要演就演全套,說幹就幹,蕭雲山和鍾阿離迅速從死者身上取樣,同時文欣研負責去聯絡醫院。

第二天下午四點,碧海市第二人民醫院的走廊裡,文欣研對坐在椅子上的蕭雲山問道,“這都一上午了,你猜她會來嗎?”

“遲早會來,”蕭雲山回答道,“這個潘小冉可以稱得上是沒有任何相信的人,她對這裡的熟悉程度完全不亞於這裡的工作人員,當她聽說齊尚北沒死的時候一定比誰都著急。因為她不相信我們警方的訊息會有誤。”

“但願如此吧。”

“安心等著就是。”蕭雲山說道。

“雲山,真有你的啊!”鍾阿離跑過來對他說道,“還真就被你說對了,剛剛有人在重症監護室的門口一直徘徊,看樣子似乎就是為了確認齊尚北究竟是死是活。你猜是誰?”

“張池。”不等文欣研開口,蕭雲山便率先說道。

“沒錯!就是張池。”鍾阿離說道,“她說著是想看看齊尚北的情況,但是實際上我感覺她就是想確認他究竟死沒死。”

“先控制住張池,”蕭雲山開口道,“只要潘小冉得不到齊尚北的準確資訊,那她遲早會來。”

“你怎麼確定?”

“在她的眼中,誰都有可能會騙她,”蕭雲山回答道,“潘小冉會讓張池過來,是因為在她的心裡,張池作為她的母親,是不會騙她的。如果張池陷進去了,那她就只能自己鋌而走險。”

“那個時候,就是我們抓到她的時候了。”文欣研接著說道。

“是啊!”蕭雲山伸了個懶腰,“抓住潘小冉不難,但是還有一個問題,我想你應該知道。那就是誰把齊尚北虐待成這樣的。”

“畢竟齊尚北就算是再怎麼沒用,也不可能被一個女人弄成這樣。要知道男人在對女人的時候是有天生的優勢的,他怎麼可能一點機會都找不到。”

“再說,潘小冉她是怎麼把一個大男人就這麼活生生虐待致死,而且最後把屍體丟在自己家的客廳裡的。

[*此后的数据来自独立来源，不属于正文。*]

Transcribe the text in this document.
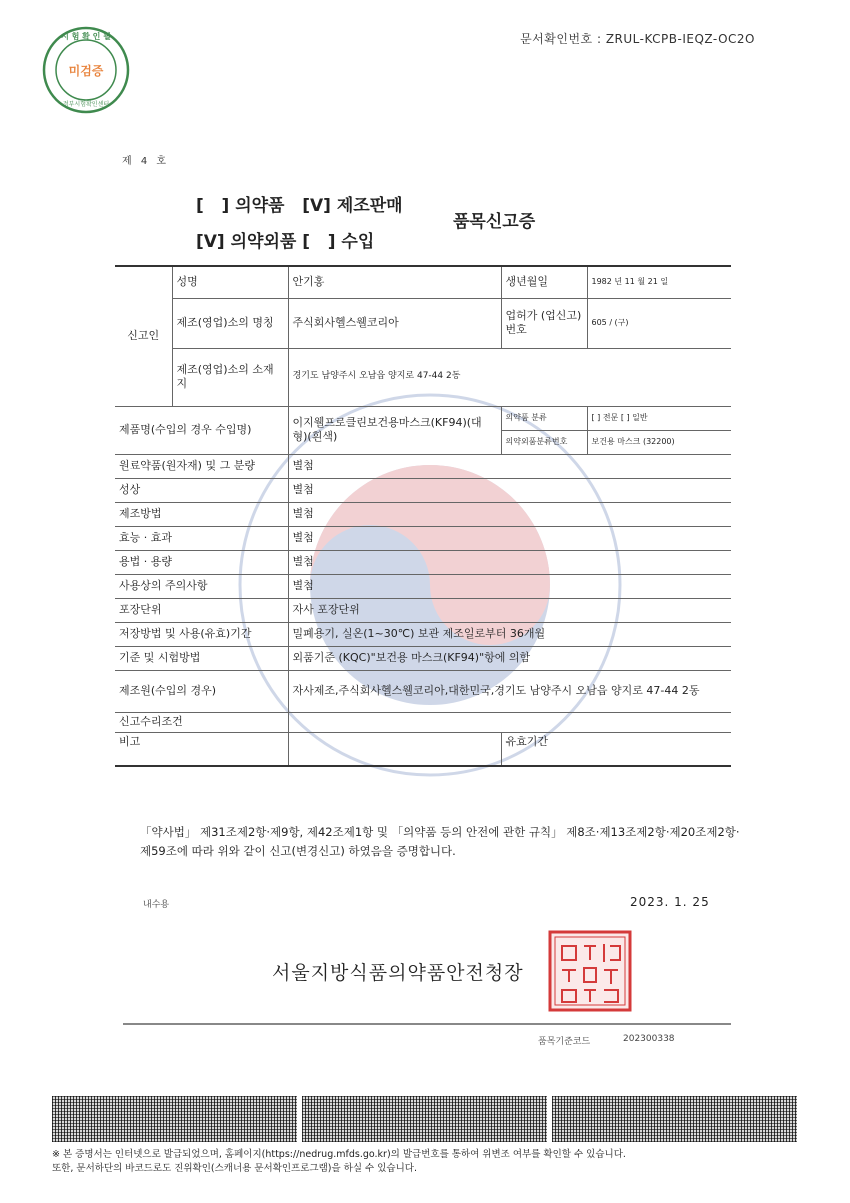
시 험 확 인 필
미검증
정부시험확인센터
문서확인번호 : ZRUL-KCPB-IEQZ-OC2O
제 4 호
[   ] 의약품   [V] 제조판매
[V] 의약외품 [   ] 수입
품목신고증
신고인	성명	안기홍	생년월일	1982 년 11 월 21 일
	제조(영업)소의 명칭	주식회사헬스웰코리아	업허가 (업신고)번호	605 / (구)
	제조(영업)소의 소재지	경기도 남양주시 오남읍 양지로 47-44 2동		
제품명(수입의 경우 수입명)		이지웰프로클린보건용마스크(KF94)(대형)(흰색)	의약품 분류	[ ] 전문 [ ] 일반
			의약외품분류번호	보건용 마스크 (32200)
원료약품(원자재) 및 그 분량		별첨		
성상		별첨		
제조방법		별첨		
효능 · 효과		별첨		
용법 · 용량		별첨		
사용상의 주의사항		별첨		
포장단위		자사 포장단위		
저장방법 및 사용(유효)기간		밀폐용기, 실온(1~30℃) 보관 제조일로부터 36개월		
기준 및 시험방법		외품기준 (KQC)"보건용 마스크(KF94)"항에 의함		
제조원(수입의 경우)		자사제조,주식회사헬스웰코리아,대한민국,경기도 남양주시 오남읍 양지로 47-44 2동		
신고수리조건				
비고			유효기간	
「약사법」 제31조제2항·제9항, 제42조제1항 및 「의약품 등의 안전에 관한 규칙」 제8조·제13조제2항·제20조제2항·제59조에 따라 위와 같이 신고(변경신고) 하였음을 증명합니다.
내수용	2023. 1. 25
서울지방식품의약품안전청장
품목기준코드	202300338
※ 본 증명서는 인터넷으로 발급되었으며, 홈페이지(https://nedrug.mfds.go.kr)의 발급번호를 통하여 위변조 여부를 확인할 수 있습니다.
또한, 문서하단의 바코드로도 진위확인(스캐너용 문서확인프로그램)을 하실 수 있습니다.
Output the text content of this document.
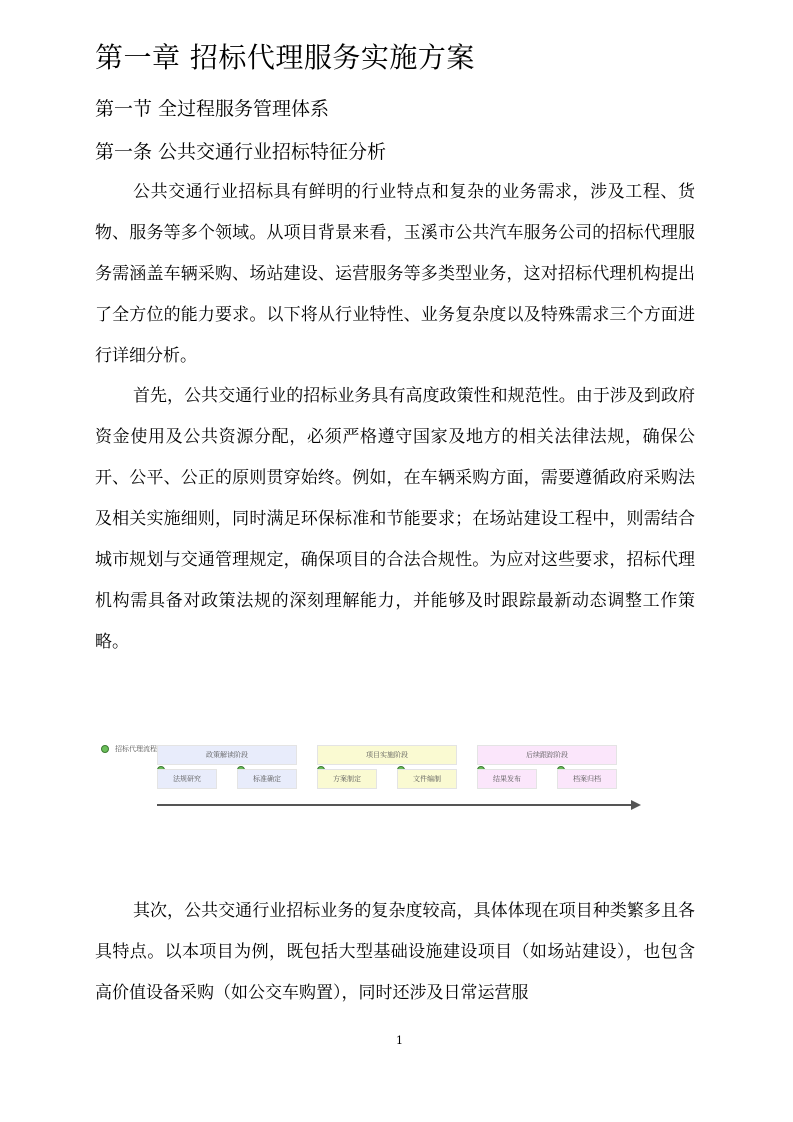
第一章 招标代理服务实施方案
第一节 全过程服务管理体系
第一条 公共交通行业招标特征分析

公共交通行业招标具有鲜明的行业特点和复杂的业务需求，涉及工程、货物、服务等多个领域。从项目背景来看，玉溪市公共汽车服务公司的招标代理服务需涵盖车辆采购、场站建设、运营服务等多类型业务，这对招标代理机构提出了全方位的能力要求。以下将从行业特性、业务复杂度以及特殊需求三个方面进行详细分析。

首先，公共交通行业的招标业务具有高度政策性和规范性。由于涉及到政府资金使用及公共资源分配，必须严格遵守国家及地方的相关法律法规，确保公开、公平、公正的原则贯穿始终。例如，在车辆采购方面，需要遵循政府采购法及相关实施细则，同时满足环保标准和节能要求；在场站建设工程中，则需结合城市规划与交通管理规定，确保项目的合法合规性。为应对这些要求，招标代理机构需具备对政策法规的深刻理解能力，并能够及时跟踪最新动态调整工作策略。

招标代理流程
政策解读阶段	项目实施阶段	后续跟踪阶段
法规研究	标准确定	方案制定	文件编制	结果发布	档案归档

其次，公共交通行业招标业务的复杂度较高，具体体现在项目种类繁多且各具特点。以本项目为例，既包括大型基础设施建设项目（如场站建设），也包含高价值设备采购（如公交车购置），同时还涉及日常运营服

1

這不就是故意引起我們的懷疑嗎?”

“說了這麼多,你到底想說什麼?”文欣研不解道。

蕭雲山搖搖頭,“我暫時還不清楚,只能說,這個潘小冉很難靠自己一個人做到這些事。最近,我們碧海市很不太平,得注意點。”

說完他便三緘其口,任憑文欣研再怎麼提問,都是稍微敷衍一下就過去了。

見他沒有什麼興致說話,文欣研心中雖然無奈,但是也只能說一句“我先去忙了”,然後便離開了這裡。

剛走沒多久,文浩研找了過來。

“不愧是親兄妹,一個剛走另一個就來了。”蕭雲山看著站在自己面前的身影,開口道。

“蕭雲山,你到底在想什麼?”

“我能想什麼,無非就是破案罷了。”蕭雲山開口道。

“你真覺得那個賣熟食的女人能搶了齊家的家產?”文浩研開口道,“就哪怕齊尚北真的是一個吃軟飯的,那還有那些股東呢?他們難道都鬥不過一個二十四歲的小姑娘?”

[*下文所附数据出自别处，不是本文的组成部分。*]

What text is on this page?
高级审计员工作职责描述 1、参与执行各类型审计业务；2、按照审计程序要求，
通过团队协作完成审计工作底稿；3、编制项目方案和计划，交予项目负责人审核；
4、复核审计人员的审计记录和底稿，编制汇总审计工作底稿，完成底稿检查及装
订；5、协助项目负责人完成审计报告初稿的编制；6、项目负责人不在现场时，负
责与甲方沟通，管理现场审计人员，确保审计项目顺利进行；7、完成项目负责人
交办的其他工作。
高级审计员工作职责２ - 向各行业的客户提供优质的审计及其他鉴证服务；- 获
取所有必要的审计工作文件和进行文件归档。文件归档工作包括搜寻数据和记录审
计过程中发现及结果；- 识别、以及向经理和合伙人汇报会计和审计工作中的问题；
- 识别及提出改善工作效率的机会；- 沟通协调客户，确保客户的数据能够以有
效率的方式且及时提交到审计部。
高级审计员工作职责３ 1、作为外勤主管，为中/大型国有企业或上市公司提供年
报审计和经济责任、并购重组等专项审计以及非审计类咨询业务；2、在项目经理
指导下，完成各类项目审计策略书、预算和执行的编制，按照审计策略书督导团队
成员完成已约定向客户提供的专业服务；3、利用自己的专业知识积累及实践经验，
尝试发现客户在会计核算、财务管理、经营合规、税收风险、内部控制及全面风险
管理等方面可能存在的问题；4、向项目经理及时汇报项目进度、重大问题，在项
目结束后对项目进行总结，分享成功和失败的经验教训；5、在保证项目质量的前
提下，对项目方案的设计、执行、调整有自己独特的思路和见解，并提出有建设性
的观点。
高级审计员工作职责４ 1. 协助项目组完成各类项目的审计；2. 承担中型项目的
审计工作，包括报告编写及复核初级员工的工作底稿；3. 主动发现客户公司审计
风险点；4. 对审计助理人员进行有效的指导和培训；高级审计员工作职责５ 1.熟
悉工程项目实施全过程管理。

“那你告訴我現在除了找到潘小冉以外還有什麼辦法?”蕭雲山問道。

“這”

“文浩研,這個主意是我出的,我對潘小冉的瞭解絕對比你們任何一個人都要多,請你尊重我,行不行?”

聽到他的話,文浩研深吸一口氣,“能不能告訴我你的想法?”

“我知道你在想什麼,”蕭雲山看向走廊的盡頭,“我更相信我的判斷。張池已經落網,下一個應該就是潘小冉了。守株待兔絕對是一個好的選擇。”

市公安局的審訊室裡,文欣研看著面前的張池,“張池,我只問你一遍,潘小冉在哪?”